Dysregulation of muscle lipid metabolism in rats selectively bred for low aerobic running capacity.

As substrate for evaluation of metabolic diseases, we developed novel rat models that contrast for endurance exercise capacity. Through two-way artificial selection, we created rodent phenotypes of intrinsically low-capacity runners (LCR) and high-capacity runners (HCR) that also differed markedly for cardiovascular and metabolic disease risk factors. Here, we determined skeletal muscle proteins with putative roles in lipid and carbohydrate metabolism to better understand the mechanisms underlying differences in whole body substrate handling between phenotypes. Animals (generation 16) differed for endurance running capacity by 295%. LCR animals had higher resting plasma glucose (6.58 +/- 0.45 vs. 6.09 +/- 0.45 mmol/l), insulin (0.48 +/- 0.03 vs. 0.32 +/- 0.02 ng/ml), nonesterified fatty acid (0.57 +/- 0.14 v 0.35 +/- 0.05 mM), and triglyceride (TG; 0.47 +/- 0.11 vs. 0.25 +/- 0.08 mmol/l) concentrations (all P < 0.05).
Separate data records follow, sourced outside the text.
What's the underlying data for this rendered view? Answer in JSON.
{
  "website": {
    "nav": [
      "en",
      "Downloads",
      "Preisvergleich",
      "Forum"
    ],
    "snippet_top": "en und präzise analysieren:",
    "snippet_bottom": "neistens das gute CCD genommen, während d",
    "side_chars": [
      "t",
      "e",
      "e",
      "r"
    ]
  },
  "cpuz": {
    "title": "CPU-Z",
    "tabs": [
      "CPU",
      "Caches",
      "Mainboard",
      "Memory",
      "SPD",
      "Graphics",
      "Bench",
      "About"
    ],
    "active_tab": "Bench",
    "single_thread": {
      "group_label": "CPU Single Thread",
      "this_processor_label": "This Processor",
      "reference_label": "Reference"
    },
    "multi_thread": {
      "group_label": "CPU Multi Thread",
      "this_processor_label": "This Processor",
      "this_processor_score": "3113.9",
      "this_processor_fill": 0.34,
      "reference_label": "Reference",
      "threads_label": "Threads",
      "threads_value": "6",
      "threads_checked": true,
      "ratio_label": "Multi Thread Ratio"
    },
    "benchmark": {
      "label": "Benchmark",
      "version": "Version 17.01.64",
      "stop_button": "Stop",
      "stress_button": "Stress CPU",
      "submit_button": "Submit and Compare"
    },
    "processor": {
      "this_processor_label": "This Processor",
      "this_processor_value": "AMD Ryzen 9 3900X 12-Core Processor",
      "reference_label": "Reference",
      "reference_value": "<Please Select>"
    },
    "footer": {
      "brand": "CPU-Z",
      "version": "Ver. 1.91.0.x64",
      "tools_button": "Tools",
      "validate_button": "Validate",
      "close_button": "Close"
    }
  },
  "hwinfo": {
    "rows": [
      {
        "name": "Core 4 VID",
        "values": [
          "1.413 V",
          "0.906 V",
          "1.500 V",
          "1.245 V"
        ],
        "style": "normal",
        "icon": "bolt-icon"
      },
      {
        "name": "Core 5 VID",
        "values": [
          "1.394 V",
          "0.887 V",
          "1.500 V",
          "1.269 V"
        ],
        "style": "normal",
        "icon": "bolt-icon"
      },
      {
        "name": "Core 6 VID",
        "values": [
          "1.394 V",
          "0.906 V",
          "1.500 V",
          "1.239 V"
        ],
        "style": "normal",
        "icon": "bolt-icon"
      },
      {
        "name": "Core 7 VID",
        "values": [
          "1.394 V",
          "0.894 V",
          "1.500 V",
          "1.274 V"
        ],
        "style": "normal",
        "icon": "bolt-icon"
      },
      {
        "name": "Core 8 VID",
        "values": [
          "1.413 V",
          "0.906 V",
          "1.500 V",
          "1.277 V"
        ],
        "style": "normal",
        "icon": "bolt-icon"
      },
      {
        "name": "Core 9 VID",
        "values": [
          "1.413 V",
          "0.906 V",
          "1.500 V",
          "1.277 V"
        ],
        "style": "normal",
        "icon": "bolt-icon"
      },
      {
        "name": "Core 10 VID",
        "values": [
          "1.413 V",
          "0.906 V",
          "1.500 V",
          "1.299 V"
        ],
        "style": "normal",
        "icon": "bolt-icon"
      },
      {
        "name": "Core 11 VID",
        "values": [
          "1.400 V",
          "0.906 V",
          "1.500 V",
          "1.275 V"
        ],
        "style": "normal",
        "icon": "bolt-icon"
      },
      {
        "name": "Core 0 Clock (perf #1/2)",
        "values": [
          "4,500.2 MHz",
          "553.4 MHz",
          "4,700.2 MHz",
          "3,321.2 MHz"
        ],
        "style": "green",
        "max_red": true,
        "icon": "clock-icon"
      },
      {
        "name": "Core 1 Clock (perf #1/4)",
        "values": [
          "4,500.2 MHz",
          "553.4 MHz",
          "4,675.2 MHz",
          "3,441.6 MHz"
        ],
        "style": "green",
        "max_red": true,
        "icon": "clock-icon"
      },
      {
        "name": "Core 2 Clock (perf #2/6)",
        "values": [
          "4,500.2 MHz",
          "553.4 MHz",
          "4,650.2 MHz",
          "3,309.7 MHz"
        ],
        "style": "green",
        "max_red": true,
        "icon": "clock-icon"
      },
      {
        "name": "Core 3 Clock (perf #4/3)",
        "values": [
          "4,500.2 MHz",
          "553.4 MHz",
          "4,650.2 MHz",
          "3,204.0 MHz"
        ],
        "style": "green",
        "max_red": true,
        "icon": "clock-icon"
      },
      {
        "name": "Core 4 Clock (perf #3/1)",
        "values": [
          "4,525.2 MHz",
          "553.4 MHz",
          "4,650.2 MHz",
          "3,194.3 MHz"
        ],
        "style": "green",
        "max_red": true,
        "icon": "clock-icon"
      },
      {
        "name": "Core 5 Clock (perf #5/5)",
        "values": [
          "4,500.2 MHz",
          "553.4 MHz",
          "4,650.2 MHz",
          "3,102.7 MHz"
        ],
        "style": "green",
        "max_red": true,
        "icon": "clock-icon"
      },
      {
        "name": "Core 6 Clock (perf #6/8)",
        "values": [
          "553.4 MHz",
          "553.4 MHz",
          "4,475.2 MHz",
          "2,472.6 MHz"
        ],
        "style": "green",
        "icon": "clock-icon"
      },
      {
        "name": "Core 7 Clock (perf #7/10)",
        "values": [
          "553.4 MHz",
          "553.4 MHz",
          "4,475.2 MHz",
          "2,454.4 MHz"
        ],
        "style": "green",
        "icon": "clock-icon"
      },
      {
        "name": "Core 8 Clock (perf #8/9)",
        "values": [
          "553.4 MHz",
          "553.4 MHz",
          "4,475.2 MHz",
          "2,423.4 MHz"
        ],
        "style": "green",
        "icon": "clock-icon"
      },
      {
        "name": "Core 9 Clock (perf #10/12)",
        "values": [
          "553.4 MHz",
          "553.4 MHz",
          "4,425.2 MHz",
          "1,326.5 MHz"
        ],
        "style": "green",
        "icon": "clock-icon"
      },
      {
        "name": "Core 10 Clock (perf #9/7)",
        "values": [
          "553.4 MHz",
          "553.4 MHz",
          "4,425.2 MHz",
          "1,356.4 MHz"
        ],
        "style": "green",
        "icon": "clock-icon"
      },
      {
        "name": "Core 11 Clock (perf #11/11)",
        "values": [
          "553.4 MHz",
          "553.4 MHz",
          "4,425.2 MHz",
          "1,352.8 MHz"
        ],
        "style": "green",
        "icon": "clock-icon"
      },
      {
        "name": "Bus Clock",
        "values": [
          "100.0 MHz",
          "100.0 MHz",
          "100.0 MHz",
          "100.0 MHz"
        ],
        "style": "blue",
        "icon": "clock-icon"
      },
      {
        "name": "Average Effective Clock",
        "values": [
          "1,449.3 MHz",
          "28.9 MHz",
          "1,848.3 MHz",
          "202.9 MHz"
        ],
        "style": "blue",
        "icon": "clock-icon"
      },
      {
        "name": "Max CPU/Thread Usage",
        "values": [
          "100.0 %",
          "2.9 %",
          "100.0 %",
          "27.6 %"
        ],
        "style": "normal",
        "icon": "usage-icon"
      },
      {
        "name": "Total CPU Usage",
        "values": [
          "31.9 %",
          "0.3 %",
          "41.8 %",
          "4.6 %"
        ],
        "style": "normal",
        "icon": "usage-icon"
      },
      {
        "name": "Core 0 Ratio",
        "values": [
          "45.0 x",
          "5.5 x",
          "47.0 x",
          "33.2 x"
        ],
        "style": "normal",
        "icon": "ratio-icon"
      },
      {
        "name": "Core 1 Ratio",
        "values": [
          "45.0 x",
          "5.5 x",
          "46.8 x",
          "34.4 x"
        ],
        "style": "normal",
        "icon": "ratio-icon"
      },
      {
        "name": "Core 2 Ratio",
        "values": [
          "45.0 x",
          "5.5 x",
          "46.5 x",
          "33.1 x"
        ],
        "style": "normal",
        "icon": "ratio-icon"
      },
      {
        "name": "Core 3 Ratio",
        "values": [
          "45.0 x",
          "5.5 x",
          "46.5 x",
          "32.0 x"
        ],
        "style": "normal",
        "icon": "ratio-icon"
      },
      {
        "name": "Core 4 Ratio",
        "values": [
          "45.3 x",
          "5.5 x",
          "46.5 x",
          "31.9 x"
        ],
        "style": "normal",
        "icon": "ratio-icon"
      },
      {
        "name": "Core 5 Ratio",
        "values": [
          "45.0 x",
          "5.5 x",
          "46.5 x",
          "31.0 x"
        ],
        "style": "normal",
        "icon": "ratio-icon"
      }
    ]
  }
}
Muscle TG (72.3 +/- 14.7 vs. 38.9 +/- 6.2 mmol/kg dry muscle wt; P < 0.05) and diacylglycerol (96 +/- 28 vs. 42 +/- 8 pmol/mg dry muscle wt; P < 0.05) contents were elevated in LCR vs. HCR rats. Accompanying the greater lipid accretion in LCR was increased fatty acid translocase/CD36 content (1,014 +/- 80 vs. 781 +/- 70 arbitrary units; P < 0.05) and reduced TG lipase activity (0.158 +/- 0.0125 vs. 0.274 +/- 0.018 mmol.min(-1).kg dry muscle wt(-1); P < 0.05). Muscle glycogen, GLUT4 protein, and basal phosphorylation states of AMP-activated protein kinase-alpha1, AMP-activated protein kinase-alpha2, and acetyl-CoA carboxylase were similar in LCR and HCR. In conclusion, rats with low intrinsic aerobic capacity demonstrate abnormalities in lipid-handling capacity. These disruptions may, in part, be responsible for the increased risk of metabolic disorders observed in this phenotype.